A new donation to Oswego’s Little White School Museum is helping tell the story of the community’s growth and its effect on Oswego’s schools.
On March 2, Rebecca Smith Hurd donated a student desk that was used at Church School before the rural school--the last still operating in the Oswego School District--closed for the last time in the spring of 1960. The desk has been added to the museum’s permanent “Education and Population Boom” exhibit.
“The desk will help visitors appreciate the changes that have occurred in the school district during the last 60 years as it grew from a small rural district to one of the largest in Illinois,” explained museum director Roger Matile.
The desk was patented in 1930 by G.H. Abbott and manufactured by Woodruff & Edwards, Inc., of Elgin, Ill., with a cast iron under assembly and maple seat and desktop.
Church School--informally named because it’s right across the road from the Wheatland United Presbyterian Church--was established in the early 1860s on land owned by Stephen Findlay. Classes were first held in a wood frame school building that was replaced in 1929 by a larger brick structure with the most modern features of that era including indoor bathrooms, central heating and even a fireplace.
Located just across the border from Oswego Township in Will County’s Wheatland Township, the school was eventually officially named Will County Grade School District 38. Students in grades one through eight attended the school. But with the end of World War II, parents began lobbying to send junior high-aged students into town schools where there were more educational opportunities. So at the start of the 1949-1950 school year, the rural district’s seventh and eighth graders were bused into Oswego.

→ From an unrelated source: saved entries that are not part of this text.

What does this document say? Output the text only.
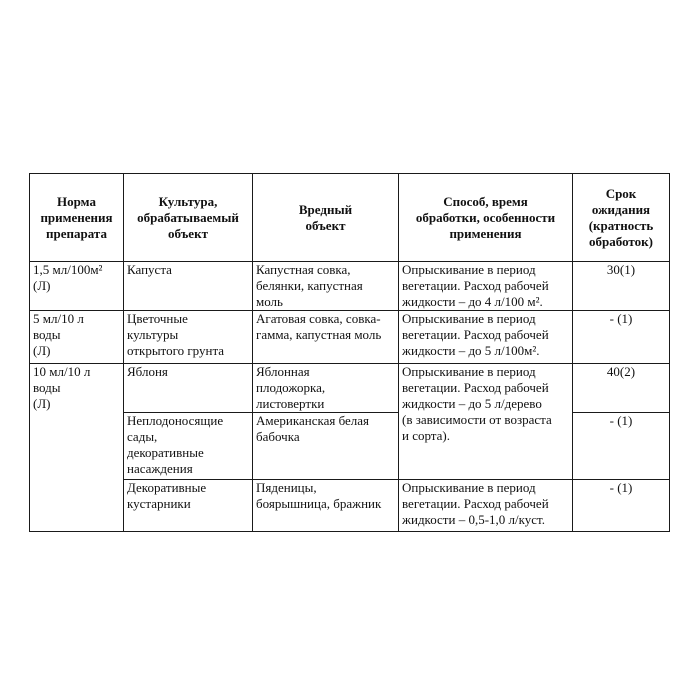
Норма
применения
препарата	Культура,
обрабатываемый
объект	Вредный
объект	Способ, время
обработки, особенности
применения	Срок
ожидания
(кратность
обработок)

1,5 мл/100м²
(Л)	Капуста	Капустная совка,
белянки, капустная
моль	Опрыскивание в период
вегетации. Расход рабочей
жидкости – до 4 л/100 м².	30(1)

5 мл/10 л
воды
(Л)	Цветочные
культуры
открытого грунта	Агатовая совка, совка-
гамма, капустная моль	Опрыскивание в период
вегетации. Расход рабочей
жидкости – до 5 л/100м².	- (1)

10 мл/10 л
воды
(Л)	Яблоня	Яблонная
плодожорка,
листовертки	Опрыскивание в период
вегетации. Расход рабочей
жидкости – до 5 л/дерево
(в зависимости от возраста
и сорта).	40(2)

	Неплодоносящие
сады,
декоративные
насаждения	Американская белая
бабочка		- (1)

	Декоративные
кустарники	Пяденицы,
боярышница, бражник	Опрыскивание в период
вегетации. Расход рабочей
жидкости – 0,5-1,0 л/куст.	- (1)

That was the era of on-going school consolidation when the state of Illinois began actively pressuring rural one-room school districts to merge with larger in-town districts, both to give students more educational opportunities and to save tax dollars--on a per-pupil basis, rural schools were more expensive to run than larger consolidated districts. As a result, starting in the 1953-54 school year, intermediate students were also bused to Oswego. Primary grades one through three attended classes at Church School until the school finally closed in the spring of 1960, the last rural building in the Oswego School District. It was eventually auctioned off by the school district and is a private home today.
The Little White School Museum, 72 Polk St., is a joint project of the not for profit Oswegoland Heritage Association and the Oswegoland Park District. Regular hours are Thursday and Friday, 2 to 6:30 p.m.; Saturday and Sunday, 9 a.m. to 2 p.m.; and Monday, 4 to 9 p.m. Admission is free, but donations are always appreciated.